Greenland is considered by many to be one of the major keys to climate change. Changes in Greenland, like much of the Arctic, are an indication of the extent of climate change year to year. Greenland is also a major contributor to global sea rises and would contribute at least twenty-three feet to overall levels if the island were to melt entirely.
Recently scientists have indicated that there are not nearly enough scientists to go around in order to track all the aspects of climate data needed in Greenland. But data does continue to be attained, data which points to increasing pressures on Greenland due to climate change. These pressures have increased significantly in the past decade, an aspect which considerably concerns those tracking the impacts.
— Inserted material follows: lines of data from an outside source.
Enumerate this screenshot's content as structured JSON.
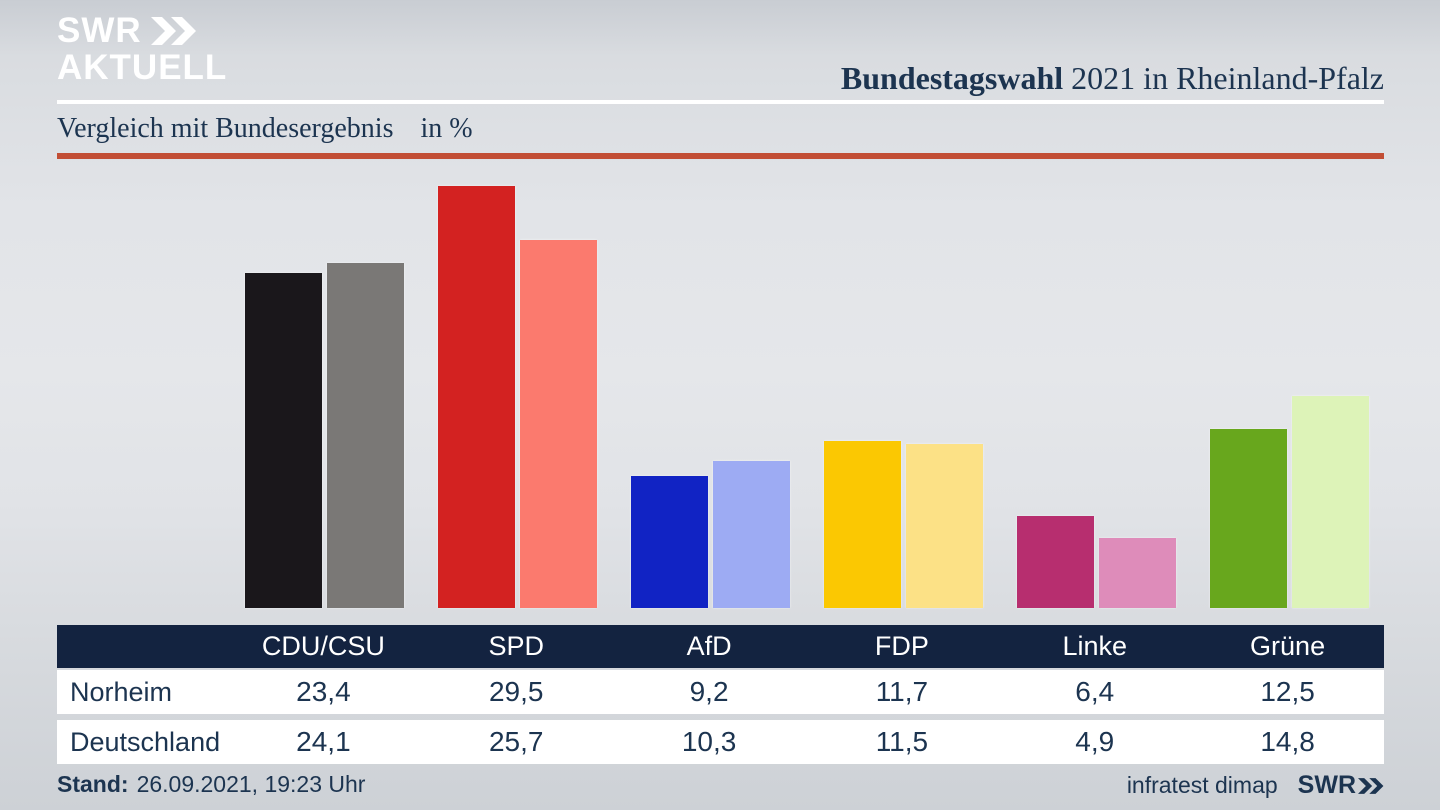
{
  "header": {
    "logo_line1": "SWR",
    "logo_line2": "AKTUELL",
    "title_bold": "Bundestagswahl",
    "title_rest": " 2021 in Rheinland-Pfalz"
  },
  "subtitle": {
    "text": "Vergleich mit Bundesergebnis",
    "unit": "in %"
  },
  "chart_data": {
    "type": "bar",
    "title": "Vergleich mit Bundesergebnis in %",
    "xlabel": "",
    "ylabel": "%",
    "ylim": [
      0,
      30
    ],
    "grid": false,
    "legend_position": "table-rows",
    "categories": [
      "CDU/CSU",
      "SPD",
      "AfD",
      "FDP",
      "Linke",
      "Grüne"
    ],
    "series": [
      {
        "name": "Norheim",
        "values": [
          23.4,
          29.5,
          9.2,
          11.7,
          6.4,
          12.5
        ],
        "colors": [
          "#1a171b",
          "#d32221",
          "#1123c4",
          "#fbc802",
          "#b72e6f",
          "#68a71d"
        ]
      },
      {
        "name": "Deutschland",
        "values": [
          24.1,
          25.7,
          10.3,
          11.5,
          4.9,
          14.8
        ],
        "colors": [
          "#7a7876",
          "#fb7a6e",
          "#9dabf3",
          "#fce186",
          "#de8cba",
          "#ddf3b8"
        ]
      }
    ],
    "value_format": "german-decimal-comma"
  },
  "footer": {
    "stand_label": "Stand:",
    "stand_value": "26.09.2021, 19:23 Uhr",
    "source": "infratest dimap",
    "source_logo": "SWR"
  },
  "colors": {
    "bg_top": "#c9cdd3",
    "bg_mid": "#e5e7ea",
    "bg_bottom": "#cdd1d6",
    "navy": "#1c3450",
    "thead_bg": "#132340",
    "accent": "#c24e35",
    "white": "#ffffff"
  }
}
According to researchers, both 2010 and 2011 have seen massive melting from Greenland’s glaciers. Researchers in 2010 found the melt was a record and in 2011 the record was set once more. While the researchers have yet to publish their findings, although it is planned, their findings were recently made available.
The researchers findings revolved around measurements on the Mittivakkat glacier, although other glaciers in Greenland, both large and small, have similar findings. Mass loss data collecting techniques involve measuring the amount of ice which has melted using a stake which is placed in the ground prior to melt. This is essentially a technique opposite of that to measure how much snow has fallen.
The final measurements by researchers are made in August. In 2010, the amount of ice level lost was about seven feet. In 2010 this was approximately two percent of the entire glacier volume, at the time the loss was a record. However, the recent measurements by researchers have indicated that there was a loss of approximately eight feet, which is considerably more when the entire glacier is taken into consideration.
One of the researchers, Edward Hanna, stated: “Our fieldwork results are a key indication of the rapid changes now being seen in and around Greenland, which are evident not just on this glacier but also on many surrounding small glaciers. It’s clear that this is now a very dynamic environment in terms of its response and mass wastage to ongoing climate change.”
Hanna also noted a few of the potential impacts of the increased melting: “The retreat of these small glaciers also makes the nearby Greenland Ice Sheet more vulnerable to further summer warming. There could also be an effect on North Atlantic Ocean circulation and weather patterns through melting so much extra ice.” In addition, changes in gravity have been noted surrounding melting glaciers.